En 1942, convaincus que l'Allemagne nazie est en train de développer une arme nucléaire, les États-Unis initient, dans le plus grand secret, le Projet Manhattan destiné à mettre au point la première bombe atomique de l'histoire. Pour piloter ce dispositif, le gouvernement engage J.

TELERAMA
Retraçant la palpitante trajectoire du père de la bombe atomique, le maître des blockbusters réussit un biopic aussi subtil qu’incarné. “Oppenheimer” a raflé sept récompenses aux Oscars 2024.
Christopher Nolan est un réalisateur brillant mais qui divise. Il a ses détracteurs, qui n’apprécient guère son excès de sophistication et sa froideur conceptuelle. Nolan les aurait-il entendus ? Oppenheimer est son film le plus attachant et le plus simple, formellement au moins, sur ce cas pourtant complexe de Robert Oppenheimer, surnommé le « père de la bombe atomique ». Voici un biopic empathique, sans être hagiographique, qui s’inspire d’une biographie parue en 2005, signée Kai Bird et Martin J. Sherwin. À la différence du légendaire Einstein (qui apparaît ici de manière savoureuse), le rôle majeur et l’implication directe d’Oppenheimer dans la Seconde Guerre mondiale, à travers le bombardement de Hiroshima et de Nagasaki, font de lui une figure mythique de tragédie, glorieuse et maudite.

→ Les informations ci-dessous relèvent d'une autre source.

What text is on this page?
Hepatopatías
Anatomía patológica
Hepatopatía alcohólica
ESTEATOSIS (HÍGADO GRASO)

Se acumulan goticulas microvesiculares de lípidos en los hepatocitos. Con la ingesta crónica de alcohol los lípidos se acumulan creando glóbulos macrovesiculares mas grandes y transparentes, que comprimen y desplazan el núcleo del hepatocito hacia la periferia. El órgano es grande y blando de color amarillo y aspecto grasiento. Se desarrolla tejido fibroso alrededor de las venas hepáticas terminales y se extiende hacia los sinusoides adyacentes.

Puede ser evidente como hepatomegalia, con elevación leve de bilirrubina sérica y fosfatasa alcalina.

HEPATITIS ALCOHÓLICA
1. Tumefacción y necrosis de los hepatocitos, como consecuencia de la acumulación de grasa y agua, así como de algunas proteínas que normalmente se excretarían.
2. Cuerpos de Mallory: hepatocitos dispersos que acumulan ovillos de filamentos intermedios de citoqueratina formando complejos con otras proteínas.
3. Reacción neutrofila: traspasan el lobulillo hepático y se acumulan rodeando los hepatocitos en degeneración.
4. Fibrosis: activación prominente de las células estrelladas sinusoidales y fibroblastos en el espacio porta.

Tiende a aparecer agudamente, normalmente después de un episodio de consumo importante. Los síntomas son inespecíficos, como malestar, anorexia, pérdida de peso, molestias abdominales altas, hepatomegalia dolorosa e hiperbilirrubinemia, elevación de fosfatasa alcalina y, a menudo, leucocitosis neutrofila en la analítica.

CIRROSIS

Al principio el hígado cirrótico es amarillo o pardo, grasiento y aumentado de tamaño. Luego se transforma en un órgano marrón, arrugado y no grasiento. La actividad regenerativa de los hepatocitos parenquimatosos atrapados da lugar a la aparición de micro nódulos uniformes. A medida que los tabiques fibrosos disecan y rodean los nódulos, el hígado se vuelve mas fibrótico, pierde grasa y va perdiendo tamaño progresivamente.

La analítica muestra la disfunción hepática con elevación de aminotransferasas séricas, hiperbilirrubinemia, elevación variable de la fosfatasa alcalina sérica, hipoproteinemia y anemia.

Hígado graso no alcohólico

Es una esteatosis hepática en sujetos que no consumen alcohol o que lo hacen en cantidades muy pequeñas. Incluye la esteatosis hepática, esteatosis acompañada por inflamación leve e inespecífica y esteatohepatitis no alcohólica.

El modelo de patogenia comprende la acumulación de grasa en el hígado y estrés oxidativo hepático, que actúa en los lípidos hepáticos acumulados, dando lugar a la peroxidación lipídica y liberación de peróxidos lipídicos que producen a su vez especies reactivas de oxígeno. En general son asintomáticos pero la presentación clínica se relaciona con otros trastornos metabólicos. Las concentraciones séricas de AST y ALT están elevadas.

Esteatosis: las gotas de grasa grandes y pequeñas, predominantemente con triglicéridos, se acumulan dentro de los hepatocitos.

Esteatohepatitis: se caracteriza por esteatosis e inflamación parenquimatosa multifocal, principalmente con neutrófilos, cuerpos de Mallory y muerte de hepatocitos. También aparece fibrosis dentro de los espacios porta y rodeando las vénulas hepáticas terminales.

Tout le désigne au départ comme un scientifique doué doublé d’un érudit, juif éclairé et bienfaisant, qui traverse l’Europe dans sa jeunesse, étudie à Cambridge. Digne d’une aventure romanesque est le premier tiers du film, qui fait découvrir le sympathisant du parti communiste dans les années 1930, l’amateur d’art, le polyglotte connaissant le sanskrit et capable d’apprendre le néerlandais en un semestre, l’amoureux transi d’une brune sagace et torride. L’homme, à l’allure de privé avec son chapeau, a bien quelques faiblesses, que le réalisateur glisse finement — sa gaucherie dans les travaux pratiques en labo, une forme de passivité tourmentée qui le confine à s’enfermer dans une position de martyr. Malgré tout, il fait tôt partie de l’élite scientifique. Et en 1941, une opportunité se présente, dans l’urgence. Une course contre la montre est alors engagée avec l’Allemagne dans la fabrication de la bombe atomique. Pour y parvenir, un colonel de l’armée américaine (Matt Damon) lui propose de diriger le « projet Manhattan ». Par patriotisme et conviction antinazie, Oppenheimer accepte et monte une équipe qui réunit le fleuron de la physique internationale.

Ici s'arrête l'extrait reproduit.